T.C. BAKIRKÖY 7. ASLİYE TİCARET MAHKEMESİ

ESAS NO : 2020/683 Esas
KARAR NO : 2021/892

DAVA : İtirazın İptali (Ticari Satımdan Kaynaklanan)
DAVA TARİHİ : 09/10/2020
KARAR TARİHİ : 13/10/2021
KARARIN YAZILDIĞI TARİH : 24/10/2021
Mahkememizde görülmekte olan davanın yapılan açık yargılaması sonunda,
GEREĞİ DÜŞÜNÜLDÜ:
Davacı vekili dilekçesinde özetle; müvekkilinin davalıya ürün diktiğini ve kendilerine teslim ettiğini, teslim edilen ürünlerin ödemelerinin yapılmadığını, cari hesap alacağının tahsili amacıyla davalı tarafa karşı Büyükçekmece ….. İcra Müdürlüğü’nün ……. esas sayılı dosyasıyla icra takibi başlatıldığını, davalı-borçlunun dosya borcuna itirazı üzerine takibin durduğunu belirterek itirazın iptaline, takibin devamına davalının %20 icra inkâr tazminatına mahkûm edilmesine karar verilmesini talep ve dava etmiştir.
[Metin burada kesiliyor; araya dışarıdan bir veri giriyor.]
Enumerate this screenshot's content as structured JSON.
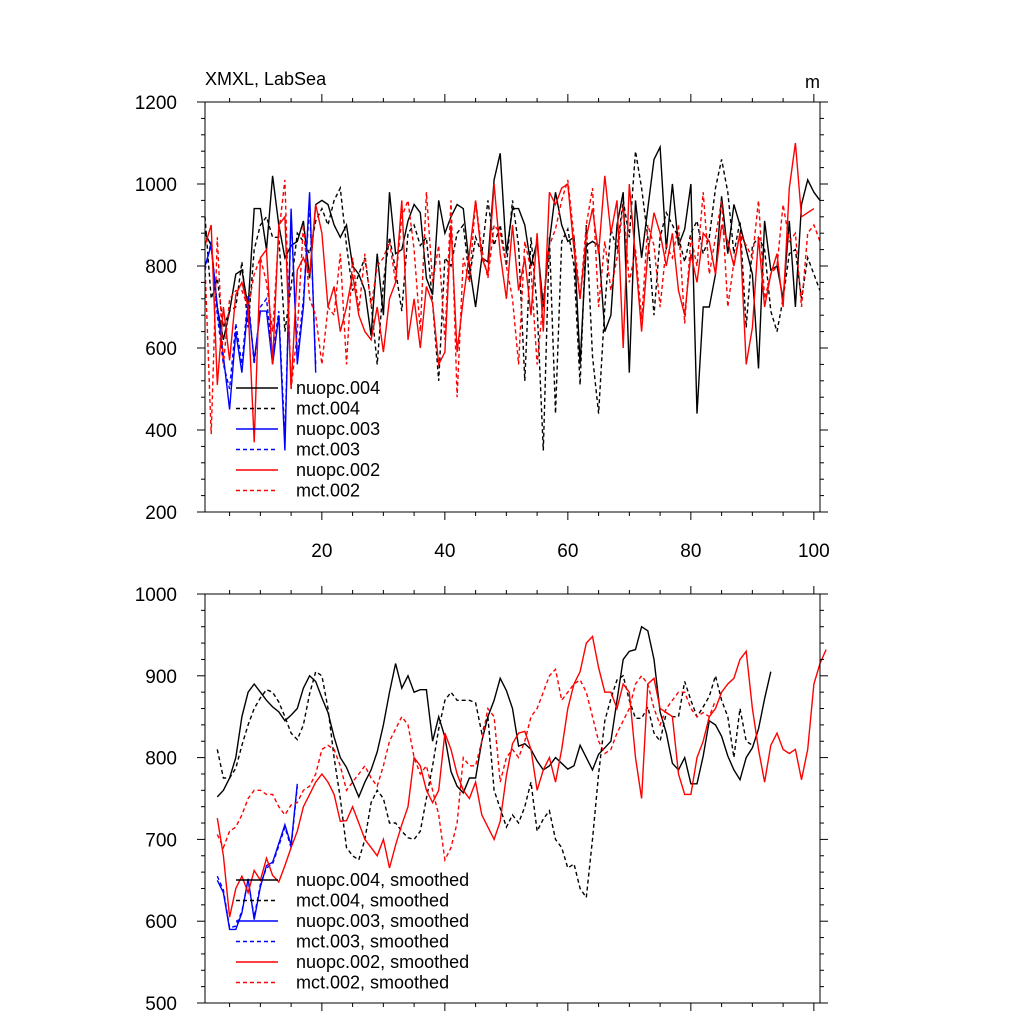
{
  "colors": {
    "black": "#000000",
    "blue": "#0000ff",
    "red": "#ff0000"
  },
  "chart_data": [
    {
      "type": "line",
      "title": "XMXL, LabSea",
      "units": "m",
      "xlim": [
        1,
        101
      ],
      "ylim": [
        200,
        1200
      ],
      "xticks": [
        20,
        40,
        60,
        80,
        100
      ],
      "xtick_labels": [
        "20",
        "40",
        "60",
        "80",
        "100"
      ],
      "yticks": [
        200,
        400,
        600,
        800,
        1000,
        1200
      ],
      "ytick_labels": [
        "200",
        "400",
        "600",
        "800",
        "1000",
        "1200"
      ],
      "legend_position": "bottom-left",
      "series": [
        {
          "name": "nuopc.004",
          "color": "black",
          "dash": false,
          "x_start": 1,
          "values": [
            880,
            850,
            700,
            620,
            690,
            780,
            790,
            700,
            940,
            940,
            840,
            1020,
            900,
            820,
            850,
            860,
            910,
            770,
            950,
            960,
            950,
            900,
            870,
            900,
            800,
            780,
            740,
            630,
            830,
            680,
            980,
            830,
            840,
            910,
            950,
            930,
            770,
            730,
            960,
            880,
            920,
            950,
            940,
            800,
            700,
            820,
            810,
            1010,
            1075,
            830,
            940,
            940,
            900,
            800,
            860,
            700,
            860,
            980,
            900,
            860,
            870,
            560,
            850,
            860,
            850,
            640,
            680,
            900,
            980,
            540,
            960,
            820,
            940,
            1060,
            1090,
            840,
            1000,
            850,
            890,
            1000,
            440,
            700,
            700,
            780,
            970,
            830,
            950,
            900,
            840,
            780,
            550,
            910,
            790,
            800,
            720,
            910,
            700,
            950,
            1010,
            980,
            960
          ]
        },
        {
          "name": "mct.004",
          "color": "black",
          "dash": true,
          "x_start": 1,
          "values": [
            920,
            720,
            770,
            650,
            690,
            700,
            810,
            650,
            840,
            900,
            920,
            870,
            870,
            640,
            750,
            880,
            860,
            830,
            910,
            940,
            900,
            960,
            990,
            850,
            740,
            780,
            820,
            710,
            560,
            760,
            870,
            790,
            690,
            880,
            900,
            850,
            870,
            710,
            520,
            820,
            800,
            880,
            900,
            770,
            870,
            830,
            960,
            850,
            900,
            800,
            960,
            850,
            520,
            870,
            700,
            350,
            870,
            440,
            860,
            890,
            800,
            510,
            900,
            580,
            440,
            700,
            890,
            840,
            960,
            870,
            1080,
            990,
            870,
            680,
            870,
            930,
            900,
            870,
            810,
            880,
            910,
            830,
            870,
            990,
            1060,
            980,
            830,
            910,
            650,
            850,
            870,
            840,
            690,
            640,
            720,
            830,
            840,
            720,
            820,
            780,
            740
          ]
        },
        {
          "name": "nuopc.003",
          "color": "blue",
          "dash": false,
          "x_start": 1,
          "values": [
            800,
            850,
            700,
            580,
            450,
            640,
            540,
            710,
            570,
            690,
            690,
            560,
            680,
            350,
            940,
            560,
            700,
            980,
            540
          ]
        },
        {
          "name": "mct.003",
          "color": "blue",
          "dash": true,
          "x_start": 1,
          "values": [
            790,
            860,
            680,
            560,
            500,
            660,
            560,
            730,
            560,
            700,
            720,
            580,
            690,
            380,
            920,
            580,
            720,
            950,
            560
          ]
        },
        {
          "name": "nuopc.002",
          "color": "red",
          "dash": false,
          "x_start": 1,
          "values": [
            850,
            900,
            510,
            700,
            570,
            730,
            760,
            700,
            370,
            820,
            840,
            560,
            900,
            920,
            500,
            790,
            820,
            780,
            950,
            880,
            700,
            750,
            640,
            700,
            780,
            680,
            640,
            620,
            700,
            590,
            720,
            760,
            960,
            620,
            720,
            600,
            750,
            710,
            560,
            590,
            900,
            590,
            720,
            830,
            960,
            820,
            780,
            1000,
            830,
            720,
            900,
            740,
            820,
            680,
            880,
            640,
            980,
            950,
            990,
            1000,
            840,
            720,
            870,
            940,
            830,
            1020,
            880,
            960,
            600,
            1000,
            820,
            640,
            830,
            930,
            880,
            800,
            880,
            740,
            680,
            830,
            760,
            880,
            860,
            780,
            900,
            860,
            800,
            880,
            560,
            650,
            870,
            700,
            780,
            830,
            700,
            990,
            1100,
            920,
            930,
            940
          ]
        },
        {
          "name": "mct.002",
          "color": "red",
          "dash": true,
          "x_start": 1,
          "values": [
            800,
            390,
            870,
            560,
            720,
            740,
            740,
            700,
            780,
            820,
            760,
            640,
            880,
            1010,
            500,
            640,
            900,
            720,
            680,
            560,
            700,
            680,
            830,
            560,
            820,
            690,
            830,
            700,
            800,
            820,
            860,
            760,
            920,
            960,
            840,
            640,
            980,
            760,
            850,
            620,
            960,
            480,
            820,
            760,
            960,
            840,
            770,
            900,
            880,
            800,
            720,
            560,
            860,
            790,
            560,
            720,
            850,
            890,
            960,
            1010,
            870,
            720,
            900,
            990,
            700,
            860,
            740,
            820,
            950,
            760,
            840,
            670,
            900,
            850,
            700,
            850,
            820,
            900,
            660,
            870,
            800,
            980,
            780,
            870,
            960,
            700,
            810,
            880,
            850,
            820,
            960,
            720,
            780,
            800,
            950,
            860,
            880,
            700,
            880,
            900,
            860
          ]
        }
      ]
    },
    {
      "type": "line",
      "title": "",
      "xlim": [
        1,
        101
      ],
      "ylim": [
        500,
        1000
      ],
      "yticks": [
        500,
        600,
        700,
        800,
        900,
        1000
      ],
      "ytick_labels": [
        "500",
        "600",
        "700",
        "800",
        "900",
        "1000"
      ],
      "legend_position": "bottom-left",
      "series": [
        {
          "name": "nuopc.004, smoothed",
          "color": "black",
          "dash": false,
          "x_start": 3,
          "values": [
            752,
            760,
            775,
            800,
            850,
            880,
            890,
            880,
            870,
            862,
            856,
            845,
            852,
            860,
            885,
            900,
            893,
            873,
            855,
            825,
            800,
            788,
            770,
            752,
            770,
            785,
            807,
            840,
            880,
            915,
            885,
            900,
            880,
            883,
            883,
            820,
            850,
            825,
            783,
            765,
            757,
            775,
            775,
            820,
            850,
            870,
            897,
            882,
            860,
            814,
            817,
            810,
            796,
            785,
            790,
            800,
            793,
            786,
            790,
            815,
            800,
            785,
            804,
            812,
            820,
            870,
            920,
            930,
            932,
            960,
            955,
            920,
            856,
            830,
            793,
            785,
            800,
            768,
            768,
            802,
            845,
            840,
            826,
            802,
            785,
            773,
            800,
            812,
            835,
            872,
            905
          ]
        },
        {
          "name": "mct.004, smoothed",
          "color": "black",
          "dash": true,
          "x_start": 3,
          "values": [
            810,
            775,
            775,
            787,
            815,
            840,
            860,
            873,
            883,
            880,
            868,
            850,
            830,
            822,
            840,
            878,
            905,
            900,
            860,
            800,
            750,
            690,
            680,
            675,
            700,
            745,
            760,
            750,
            720,
            720,
            710,
            702,
            700,
            710,
            750,
            790,
            835,
            870,
            880,
            870,
            870,
            870,
            867,
            830,
            850,
            760,
            738,
            715,
            730,
            720,
            740,
            770,
            710,
            725,
            735,
            700,
            690,
            665,
            670,
            640,
            629,
            700,
            780,
            845,
            872,
            895,
            900,
            870,
            848,
            848,
            862,
            830,
            820,
            855,
            850,
            850,
            893,
            870,
            850,
            862,
            875,
            900,
            870,
            850,
            800,
            860,
            820,
            815
          ]
        },
        {
          "name": "nuopc.003, smoothed",
          "color": "blue",
          "dash": false,
          "x_start": 3,
          "values": [
            650,
            635,
            590,
            590,
            610,
            652,
            602,
            642,
            668,
            672,
            695,
            718,
            693,
            768
          ]
        },
        {
          "name": "mct.003, smoothed",
          "color": "blue",
          "dash": true,
          "x_start": 3,
          "values": [
            655,
            638,
            592,
            594,
            612,
            650,
            605,
            645,
            665,
            670,
            692,
            715,
            690,
            765
          ]
        },
        {
          "name": "nuopc.002, smoothed",
          "color": "red",
          "dash": false,
          "x_start": 3,
          "values": [
            726,
            680,
            605,
            640,
            655,
            635,
            662,
            650,
            677,
            656,
            648,
            668,
            690,
            710,
            740,
            755,
            770,
            780,
            770,
            755,
            722,
            723,
            740,
            720,
            700,
            690,
            680,
            700,
            665,
            693,
            718,
            740,
            800,
            790,
            760,
            745,
            760,
            830,
            810,
            780,
            760,
            750,
            770,
            730,
            715,
            700,
            722,
            778,
            817,
            830,
            832,
            810,
            760,
            785,
            800,
            770,
            810,
            860,
            890,
            905,
            940,
            948,
            910,
            880,
            880,
            860,
            890,
            880,
            800,
            750,
            890,
            897,
            860,
            855,
            850,
            780,
            755,
            755,
            800,
            820,
            850,
            860,
            880,
            890,
            897,
            920,
            930,
            860,
            810,
            770,
            815,
            830,
            810,
            805,
            810,
            773,
            810,
            890,
            915,
            932
          ]
        },
        {
          "name": "mct.002, smoothed",
          "color": "red",
          "dash": true,
          "x_start": 3,
          "values": [
            706,
            690,
            710,
            715,
            730,
            750,
            760,
            760,
            755,
            755,
            740,
            730,
            742,
            745,
            760,
            765,
            780,
            810,
            815,
            810,
            790,
            760,
            770,
            780,
            790,
            775,
            765,
            790,
            820,
            835,
            850,
            840,
            800,
            780,
            790,
            760,
            730,
            675,
            690,
            720,
            800,
            790,
            790,
            820,
            860,
            850,
            770,
            800,
            810,
            800,
            820,
            850,
            860,
            880,
            900,
            908,
            870,
            880,
            890,
            895,
            880,
            850,
            820,
            805,
            810,
            830,
            845,
            860,
            890,
            900,
            890,
            860,
            840,
            860,
            870,
            880,
            880,
            860,
            850,
            855,
            850,
            870
          ]
        }
      ]
    }
  ]
}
Davalı vekili cevap dilekçesinde özetle; teslim edilen ürünlerin defolu olması sebebiyle reklamasyon bakımından 8.000,00 TL iade faturası kesildiğini, bu nedenle davalı şirkete herhangi bir borcu bulunmadığını, davacı ile reklamasyon bedeli üzerinde mutabık kalındığını, bu hususların defterler üzerinde yaptırılacak inceleme ile tespit edileceğini, ürünlerinde defolu olduğununda bilirkişi tarafından tespit edileceğini, ürünlerin defolu olması sebebiyle müvekkili şirket tarafından satış işlemlerinin gerçekleştirilemediğini belirterek davanın reddini istemiştir.
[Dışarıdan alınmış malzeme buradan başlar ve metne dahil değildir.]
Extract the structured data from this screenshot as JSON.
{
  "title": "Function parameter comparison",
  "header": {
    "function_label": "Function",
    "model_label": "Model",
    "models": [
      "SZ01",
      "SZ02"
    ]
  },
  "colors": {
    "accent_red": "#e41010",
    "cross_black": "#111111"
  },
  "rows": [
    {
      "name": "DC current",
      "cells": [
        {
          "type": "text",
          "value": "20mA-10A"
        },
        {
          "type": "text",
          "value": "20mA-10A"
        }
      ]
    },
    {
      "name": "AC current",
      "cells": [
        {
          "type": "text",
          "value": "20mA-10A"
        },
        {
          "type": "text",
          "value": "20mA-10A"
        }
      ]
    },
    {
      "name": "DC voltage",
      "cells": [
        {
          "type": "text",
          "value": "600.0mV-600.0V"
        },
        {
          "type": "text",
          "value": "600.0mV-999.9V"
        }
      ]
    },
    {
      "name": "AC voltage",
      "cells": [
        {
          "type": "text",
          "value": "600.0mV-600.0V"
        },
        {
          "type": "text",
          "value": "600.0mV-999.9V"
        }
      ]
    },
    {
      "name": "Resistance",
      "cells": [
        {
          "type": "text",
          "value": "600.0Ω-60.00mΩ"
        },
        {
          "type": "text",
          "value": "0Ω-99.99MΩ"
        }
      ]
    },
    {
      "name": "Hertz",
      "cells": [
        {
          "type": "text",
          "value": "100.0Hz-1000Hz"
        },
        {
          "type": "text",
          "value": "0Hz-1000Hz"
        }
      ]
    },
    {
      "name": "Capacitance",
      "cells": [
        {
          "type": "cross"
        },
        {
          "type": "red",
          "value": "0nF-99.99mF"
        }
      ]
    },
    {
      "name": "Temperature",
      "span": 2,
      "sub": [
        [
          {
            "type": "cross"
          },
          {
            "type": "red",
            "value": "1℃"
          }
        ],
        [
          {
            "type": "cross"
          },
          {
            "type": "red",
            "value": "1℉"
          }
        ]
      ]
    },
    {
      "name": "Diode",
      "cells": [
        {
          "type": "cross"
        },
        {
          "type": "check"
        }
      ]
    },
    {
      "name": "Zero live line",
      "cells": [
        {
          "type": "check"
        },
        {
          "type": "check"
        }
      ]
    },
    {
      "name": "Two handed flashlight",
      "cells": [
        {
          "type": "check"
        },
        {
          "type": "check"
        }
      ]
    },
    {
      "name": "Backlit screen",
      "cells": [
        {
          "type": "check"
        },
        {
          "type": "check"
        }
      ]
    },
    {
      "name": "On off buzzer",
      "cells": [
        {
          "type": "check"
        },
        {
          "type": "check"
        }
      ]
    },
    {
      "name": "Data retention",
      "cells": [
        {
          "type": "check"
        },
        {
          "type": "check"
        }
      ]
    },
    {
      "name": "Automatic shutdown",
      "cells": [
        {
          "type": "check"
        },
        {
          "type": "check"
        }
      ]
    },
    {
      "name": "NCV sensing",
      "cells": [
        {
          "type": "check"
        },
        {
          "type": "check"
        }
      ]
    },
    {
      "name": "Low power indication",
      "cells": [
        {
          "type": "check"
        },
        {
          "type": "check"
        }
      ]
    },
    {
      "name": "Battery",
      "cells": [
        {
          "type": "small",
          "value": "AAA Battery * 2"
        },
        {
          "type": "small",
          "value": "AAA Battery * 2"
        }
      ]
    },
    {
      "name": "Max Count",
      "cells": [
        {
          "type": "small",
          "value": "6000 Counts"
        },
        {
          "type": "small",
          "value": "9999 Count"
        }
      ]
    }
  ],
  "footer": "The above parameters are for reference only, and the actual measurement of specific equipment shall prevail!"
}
Dava, davacının, cari hesap alacağının tahsili için davalı aleyhine giriştiği icra takibine vâki itirazın İİK’nun 67.maddesi gereğince iptali ile takibin devamına ve icra inkâr tazminatı istemine ilişkindir.
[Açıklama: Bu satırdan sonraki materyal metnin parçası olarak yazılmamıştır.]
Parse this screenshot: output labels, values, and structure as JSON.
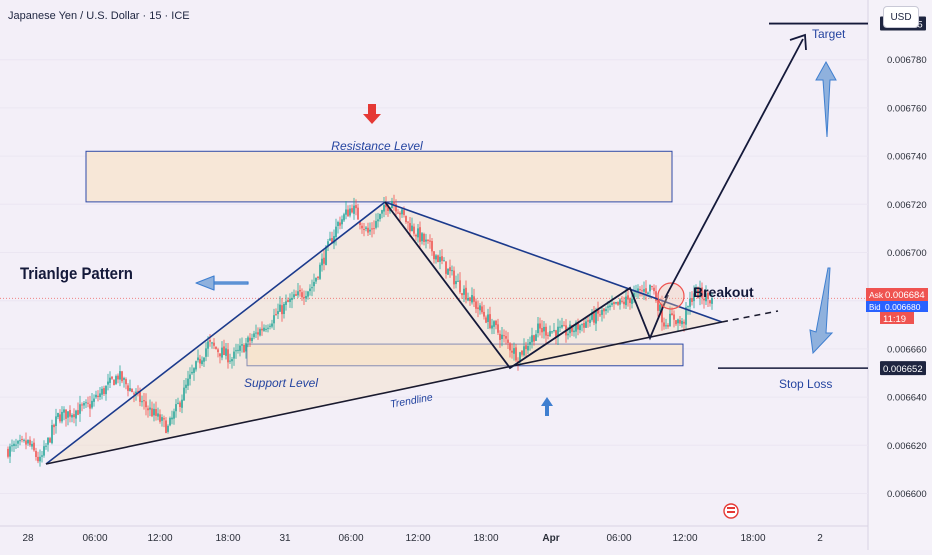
{
  "header": {
    "symbol_title": "Japanese Yen / U.S. Dollar · 15 · ICE",
    "currency_button": "USD"
  },
  "colors": {
    "background": "#f3eff8",
    "bull_candle": "#26a69a",
    "bear_candle": "#ef5350",
    "pattern_line": "#1b3a8c",
    "zone_fill": "#f8e4cc",
    "zone_border": "#2d4aa8",
    "annotation_text": "#2444a0",
    "arrow_red": "#e53935",
    "arrow_blue": "#3f7fd0",
    "current_price_line": "#ef5350",
    "tag_dark": "#1e2540"
  },
  "annotations": {
    "resistance_label": "Resistance Level",
    "support_label": "Support Level",
    "trendline_label": "Trendline",
    "pattern_title": "Trianlge Pattern",
    "breakout_label": "Breakout",
    "target_label": "Target",
    "stop_loss_label": "Stop Loss"
  },
  "price_tags": {
    "ask_label": "Ask",
    "ask_value": "0.006684",
    "bid_label": "Bid",
    "bid_value": "0.006680",
    "countdown": "11:19",
    "target_value": "0.006795",
    "stop_value": "0.006652"
  },
  "chart_data": {
    "type": "candlestick",
    "y_axis": {
      "ticks": [
        "0.006600",
        "0.006620",
        "0.006640",
        "0.006660",
        "0.006680",
        "0.006700",
        "0.006720",
        "0.006740",
        "0.006760",
        "0.006780"
      ],
      "range": [
        0.0065955,
        0.006806
      ]
    },
    "x_axis": {
      "ticks": [
        "28",
        "06:00",
        "12:00",
        "18:00",
        "31",
        "06:00",
        "12:00",
        "18:00",
        "Apr",
        "06:00",
        "12:00",
        "18:00",
        "2"
      ]
    },
    "anchors": [
      {
        "t": 0,
        "p": 0.006618
      },
      {
        "t": 10,
        "p": 0.006621
      },
      {
        "t": 16,
        "p": 0.006613
      },
      {
        "t": 25,
        "p": 0.006632
      },
      {
        "t": 40,
        "p": 0.006636
      },
      {
        "t": 55,
        "p": 0.006649
      },
      {
        "t": 68,
        "p": 0.006637
      },
      {
        "t": 80,
        "p": 0.006627
      },
      {
        "t": 90,
        "p": 0.006646
      },
      {
        "t": 100,
        "p": 0.006662
      },
      {
        "t": 112,
        "p": 0.006656
      },
      {
        "t": 125,
        "p": 0.006667
      },
      {
        "t": 140,
        "p": 0.006679
      },
      {
        "t": 152,
        "p": 0.006686
      },
      {
        "t": 165,
        "p": 0.006712
      },
      {
        "t": 172,
        "p": 0.006719
      },
      {
        "t": 180,
        "p": 0.006708
      },
      {
        "t": 192,
        "p": 0.006722
      },
      {
        "t": 200,
        "p": 0.006712
      },
      {
        "t": 212,
        "p": 0.006701
      },
      {
        "t": 225,
        "p": 0.006687
      },
      {
        "t": 240,
        "p": 0.006672
      },
      {
        "t": 255,
        "p": 0.006657
      },
      {
        "t": 265,
        "p": 0.006668
      },
      {
        "t": 280,
        "p": 0.006667
      },
      {
        "t": 295,
        "p": 0.006674
      },
      {
        "t": 305,
        "p": 0.006678
      },
      {
        "t": 315,
        "p": 0.006683
      },
      {
        "t": 322,
        "p": 0.006686
      },
      {
        "t": 328,
        "p": 0.006671
      },
      {
        "t": 333,
        "p": 0.006673
      },
      {
        "t": 337,
        "p": 0.00667
      },
      {
        "t": 343,
        "p": 0.006684
      },
      {
        "t": 352,
        "p": 0.00668
      }
    ],
    "candle_count": 352,
    "last_price": 0.006681,
    "zones": {
      "resistance": [
        0.006721,
        0.006742
      ],
      "support": [
        0.006653,
        0.006662
      ]
    },
    "levels": {
      "target": 0.006795,
      "stop_loss": 0.006652
    }
  }
}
Büyükçekmece …… İcra Müdürlüğü’nün …… esas sayılı takip dosyası incelendiğinde; davacı şirketin davalı aleyhinde dayanak 8.009,00 TL asıl alacak ile asıl alacağa takip tarihinden itibaren avans faizi ile birlikte tahsili için cari hesaba dayalı olarak ilamsız icra takibine geçildiği, borçluya ödeme emrinin tebliği üzerine borçlunun süresinde, borca itiraz ederek takibin durmasına sebebiyet verdiği, İcra Müdürlüğü’nce takibin durdurulmasına karar verildiği, bu kararın alacaklıya tebliğ edilmediği, davanın yasal bir yıllık süre içerisinde açıldığı anlaşılmıştır.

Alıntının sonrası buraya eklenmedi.